I know that Angry Birds is entertaining and satisfying in certain atavistic ways, but still, there is nothing like Hangman for enlarging one’s vocabulary while getting re-acquainted with the alphabet. So, as Leda and I took Metro-North into Grand Central yesterday – where we would rendezvous with her Dad for the handover – I taught her to play Hangman. She was a natural. For her first turn as the Hanged, she guessed letters in alphabetical order, which is not a good idea.(And it would never happen again.) She would have lost but we negotiated several extra body parts & accessories for the hanging body: barrettes, striped socks, ears, knee caps. She took a turn and stumped me with POOP. I should have guessed – known, remembered - where a six-year-old’s mind would turn, but I regret to say I was genuinely stumped. I too would have lost the game & given up the ghost, had she not given my hanging body a crown, and then a sword, and then a handbag. Then she insisted that since I very nearly lost, she would take a second turn making up the word. Nearly losing would trump taking alternate turns, she explained. I methodically guessed the vowels first. By U I was already mostly dead. Then I guessed consonants while wracking my mind for words I knew she could spell. That was foolish. Because she can spell more words than I can name, and because once again I failed at the obvious. The word was BUTT. By then we were pulling into the station, which was a good thing.
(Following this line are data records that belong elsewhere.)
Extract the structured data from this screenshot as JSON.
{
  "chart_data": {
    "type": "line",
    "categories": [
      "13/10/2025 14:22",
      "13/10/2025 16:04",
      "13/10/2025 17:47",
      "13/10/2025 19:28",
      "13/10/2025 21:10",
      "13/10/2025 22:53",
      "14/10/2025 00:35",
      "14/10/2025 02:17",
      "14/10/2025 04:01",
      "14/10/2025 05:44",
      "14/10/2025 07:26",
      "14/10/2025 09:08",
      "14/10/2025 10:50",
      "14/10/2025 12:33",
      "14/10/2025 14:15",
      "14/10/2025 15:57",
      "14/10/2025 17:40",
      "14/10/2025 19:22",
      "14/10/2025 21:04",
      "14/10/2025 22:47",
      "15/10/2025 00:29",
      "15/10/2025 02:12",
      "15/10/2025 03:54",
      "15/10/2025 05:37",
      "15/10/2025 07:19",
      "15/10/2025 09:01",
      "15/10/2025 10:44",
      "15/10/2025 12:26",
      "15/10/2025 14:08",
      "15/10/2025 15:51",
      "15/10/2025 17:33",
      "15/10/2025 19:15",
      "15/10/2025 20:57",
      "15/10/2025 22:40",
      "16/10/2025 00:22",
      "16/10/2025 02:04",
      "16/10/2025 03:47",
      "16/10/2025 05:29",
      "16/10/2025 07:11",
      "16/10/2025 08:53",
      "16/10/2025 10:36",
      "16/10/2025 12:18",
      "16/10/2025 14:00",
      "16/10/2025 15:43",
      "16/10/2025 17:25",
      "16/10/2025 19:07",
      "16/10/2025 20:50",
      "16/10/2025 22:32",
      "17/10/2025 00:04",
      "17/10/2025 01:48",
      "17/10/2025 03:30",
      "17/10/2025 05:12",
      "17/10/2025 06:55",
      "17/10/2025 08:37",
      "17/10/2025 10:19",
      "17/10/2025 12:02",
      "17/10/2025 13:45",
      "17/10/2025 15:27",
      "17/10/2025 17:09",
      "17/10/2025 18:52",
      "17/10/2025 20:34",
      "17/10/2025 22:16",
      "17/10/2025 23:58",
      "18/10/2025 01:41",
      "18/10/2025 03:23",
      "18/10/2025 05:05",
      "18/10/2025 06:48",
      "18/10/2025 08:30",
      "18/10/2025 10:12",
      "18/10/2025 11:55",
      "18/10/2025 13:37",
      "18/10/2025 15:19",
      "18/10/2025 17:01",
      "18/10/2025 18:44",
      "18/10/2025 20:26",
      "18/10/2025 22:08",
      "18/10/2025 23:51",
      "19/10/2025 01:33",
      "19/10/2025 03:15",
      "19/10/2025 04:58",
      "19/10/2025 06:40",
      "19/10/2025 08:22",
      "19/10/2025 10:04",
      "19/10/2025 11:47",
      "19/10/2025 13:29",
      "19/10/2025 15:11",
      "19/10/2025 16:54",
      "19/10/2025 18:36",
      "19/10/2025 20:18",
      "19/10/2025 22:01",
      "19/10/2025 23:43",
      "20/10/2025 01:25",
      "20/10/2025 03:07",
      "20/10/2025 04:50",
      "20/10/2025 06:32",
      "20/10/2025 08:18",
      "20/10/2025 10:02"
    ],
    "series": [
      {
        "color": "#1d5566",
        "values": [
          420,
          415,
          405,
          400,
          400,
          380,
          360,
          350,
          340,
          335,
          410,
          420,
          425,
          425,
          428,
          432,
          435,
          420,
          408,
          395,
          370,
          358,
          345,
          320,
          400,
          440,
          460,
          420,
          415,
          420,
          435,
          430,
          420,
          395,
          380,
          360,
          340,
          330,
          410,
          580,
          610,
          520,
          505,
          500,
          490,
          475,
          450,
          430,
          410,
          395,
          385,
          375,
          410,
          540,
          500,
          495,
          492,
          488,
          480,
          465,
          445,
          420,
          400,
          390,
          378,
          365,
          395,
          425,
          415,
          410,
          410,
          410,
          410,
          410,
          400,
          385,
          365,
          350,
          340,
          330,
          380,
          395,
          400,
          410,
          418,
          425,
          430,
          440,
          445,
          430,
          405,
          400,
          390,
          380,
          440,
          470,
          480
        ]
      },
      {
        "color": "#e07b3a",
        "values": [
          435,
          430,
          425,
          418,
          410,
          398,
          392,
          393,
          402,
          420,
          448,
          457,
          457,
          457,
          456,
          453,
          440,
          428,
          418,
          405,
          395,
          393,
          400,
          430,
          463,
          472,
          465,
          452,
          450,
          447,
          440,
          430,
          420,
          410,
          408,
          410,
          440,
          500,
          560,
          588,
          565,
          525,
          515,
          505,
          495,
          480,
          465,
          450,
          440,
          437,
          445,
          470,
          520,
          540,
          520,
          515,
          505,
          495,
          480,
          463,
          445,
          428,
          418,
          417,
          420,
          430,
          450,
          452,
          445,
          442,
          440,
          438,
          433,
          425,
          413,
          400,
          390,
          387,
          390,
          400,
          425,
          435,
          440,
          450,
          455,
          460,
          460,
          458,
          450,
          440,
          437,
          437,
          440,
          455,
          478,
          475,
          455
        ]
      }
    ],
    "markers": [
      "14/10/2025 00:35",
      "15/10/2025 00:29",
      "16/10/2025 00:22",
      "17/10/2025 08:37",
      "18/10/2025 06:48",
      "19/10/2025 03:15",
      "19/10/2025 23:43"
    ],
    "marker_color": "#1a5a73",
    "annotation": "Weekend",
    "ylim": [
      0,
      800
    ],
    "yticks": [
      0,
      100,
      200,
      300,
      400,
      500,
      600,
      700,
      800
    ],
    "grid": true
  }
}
Later that day, the downstairs bathtub was returned to us, to the human bathers of the house. Because yes, CSB finished constructing their outdoor home: a separate fenced-in play area and a large wooden box that looks unnervingly like a cheap coffin. We carried them outside one by one, their wings a-flutter, their hearts a-beating. This morning they are still out there, in a scrum at the open door of their casket, deciding whether to make the giant leap onto grass.